Ecco paused and gulped.

I said, “Micky?” He nodded. There was a pause; then I said, “Well?”

“That’s about all,” he said. “It was coming from Micky. It has been going on ever since; day and night. He won’t let me alone. It isn’t I who makes Micky talk. Micky makes me talk. He makes me practice still . . . day and night. I daren’t leave him. He might tell the . . . he might . . . oh God; anyway, I can’t leave him . . . I can’t.”

I thought, This poor man is undoubtedly mad. He has got the habit of talking to himself, and he thinks—

At that moment I heard a voice; a little, thin, querulous, mocking voice, which seemed to come from Ecco’s room. It said:

“Ecco!”

Ecco leaped up, gibbering with fright. “There!” he said. “There he is again. I must go. Forgive me. I’m not mad; not really mad. I must—”

He ran out. I heard his door open and close. Then there came again the sound of conversation, and once I thought I heard Ecco’s voice, shaking with sobs, saying: Bee, Eff, Em, En, Pe, Ve, Doubleyou . . .

He is crazy, I thought; yes, the man must be crazy . . . And before, he was throwing his voice . . . calling himself . . .

But it took me two hours to convince myself of that; and I left the light burning all night, and I swear to you that I have never been more glad to see the dawn.

FANTASY OF A HUNTED MAN

In Kentucky, in the year 1918, there lived a ferocious old man who was known as the Major. I suppose he was of the kind that carves out empires and breaks open new territories. He was indomitable, wiry, strong as steel in spite of his sixty years, and devoid of fear. An admirable, though far from lovable man, he lived alone, deeply respected and half feared by everybody who knew him. He was something of a madman, terrifying in his fanatical devotion to anything he regarded as his duty. The Major belonged to the hard old days when men, single-handed, fought wildernesses and beat them tame.

Into his battered, lion-like head, there had crept the craziness of race-hate. He loathed foreigners, and abhorred Negroes, and was always to be found in the forefront of any demonstration against the unhappy black men of Kentucky—a figure of terror, with his rifle, and his great mustache which curved down like a sharp sickle, and his huge and glaring blue eyes.

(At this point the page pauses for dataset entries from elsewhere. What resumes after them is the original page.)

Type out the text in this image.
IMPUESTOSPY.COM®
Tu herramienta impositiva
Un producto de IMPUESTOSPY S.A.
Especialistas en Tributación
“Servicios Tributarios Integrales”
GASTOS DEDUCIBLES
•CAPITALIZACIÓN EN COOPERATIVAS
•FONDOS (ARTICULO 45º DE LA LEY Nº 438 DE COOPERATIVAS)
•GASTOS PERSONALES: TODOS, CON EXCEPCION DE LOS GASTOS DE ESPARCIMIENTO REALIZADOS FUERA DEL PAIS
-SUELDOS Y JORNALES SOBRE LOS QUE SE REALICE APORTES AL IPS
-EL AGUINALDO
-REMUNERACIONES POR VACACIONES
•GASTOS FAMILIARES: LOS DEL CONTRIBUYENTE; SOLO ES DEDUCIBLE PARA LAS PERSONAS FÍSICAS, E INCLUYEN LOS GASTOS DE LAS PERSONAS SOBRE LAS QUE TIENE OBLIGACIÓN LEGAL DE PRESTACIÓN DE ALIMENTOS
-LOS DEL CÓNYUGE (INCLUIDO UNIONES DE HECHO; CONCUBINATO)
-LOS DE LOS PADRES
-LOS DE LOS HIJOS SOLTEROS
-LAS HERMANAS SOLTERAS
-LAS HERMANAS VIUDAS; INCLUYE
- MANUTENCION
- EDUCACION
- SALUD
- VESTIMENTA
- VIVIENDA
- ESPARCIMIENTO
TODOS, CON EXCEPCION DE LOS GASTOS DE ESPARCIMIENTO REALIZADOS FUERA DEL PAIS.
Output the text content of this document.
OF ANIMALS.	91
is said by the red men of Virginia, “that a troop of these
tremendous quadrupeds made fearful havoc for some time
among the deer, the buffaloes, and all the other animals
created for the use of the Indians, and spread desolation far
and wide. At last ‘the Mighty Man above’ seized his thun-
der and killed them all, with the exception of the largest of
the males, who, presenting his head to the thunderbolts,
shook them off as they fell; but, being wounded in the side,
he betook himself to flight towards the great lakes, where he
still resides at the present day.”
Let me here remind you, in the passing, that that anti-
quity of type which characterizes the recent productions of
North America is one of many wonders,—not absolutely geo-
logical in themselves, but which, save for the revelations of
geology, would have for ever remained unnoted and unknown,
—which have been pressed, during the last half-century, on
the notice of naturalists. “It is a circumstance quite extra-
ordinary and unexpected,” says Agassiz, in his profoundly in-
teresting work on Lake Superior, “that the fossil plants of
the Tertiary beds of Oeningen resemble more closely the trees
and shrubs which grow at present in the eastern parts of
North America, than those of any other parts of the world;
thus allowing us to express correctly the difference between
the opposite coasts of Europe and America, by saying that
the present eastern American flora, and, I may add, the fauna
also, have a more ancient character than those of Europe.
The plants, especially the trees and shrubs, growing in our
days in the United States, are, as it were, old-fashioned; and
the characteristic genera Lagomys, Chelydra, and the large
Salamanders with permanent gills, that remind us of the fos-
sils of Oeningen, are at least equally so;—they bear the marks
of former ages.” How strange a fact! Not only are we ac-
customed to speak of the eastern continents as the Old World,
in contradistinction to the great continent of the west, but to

That kind of fanaticism seems to bubble dangerously near the surface of the Deep South. A word cracks the skin over it, and lets loose an eruption of murder and cruelty.

One day, a hysterical woman said that she had been accosted by a Negro named Prosper. He had, in fact, asked her some question pertaining to firewood; but she had run, screaming for help. (That happens frequently.) She ran, I say, screaming. The drowsy little town seemed to start and blink. The Negroes knew what that meant and they trembled. Somebody passed a word to Prosper. He knew that innocence was no argument: he was a Negro black as night and therefore damned before judgment. He took to the woods, flying from what he knew must come.

A great mutter rose. Men clustered, tense and angry. Mouths twitched up in snarls. Beware of the undercurrent of blood-lust that crawls in the depths of men! Somebody yelled, “Are we going to let that nigra get away with this?” A hundred other voices roared: “No!” The mutter of the mob became a howl, like that of mad dogs. Guns came down from hooks. Night had fallen. Torches flared. Two great bloodhounds, straining at their leashes, snuffled on the trail of Prosper. The men followed the dogs. The mob was out for blood and torture. And the Major led them, with a gun loaded with buckshot under his arm.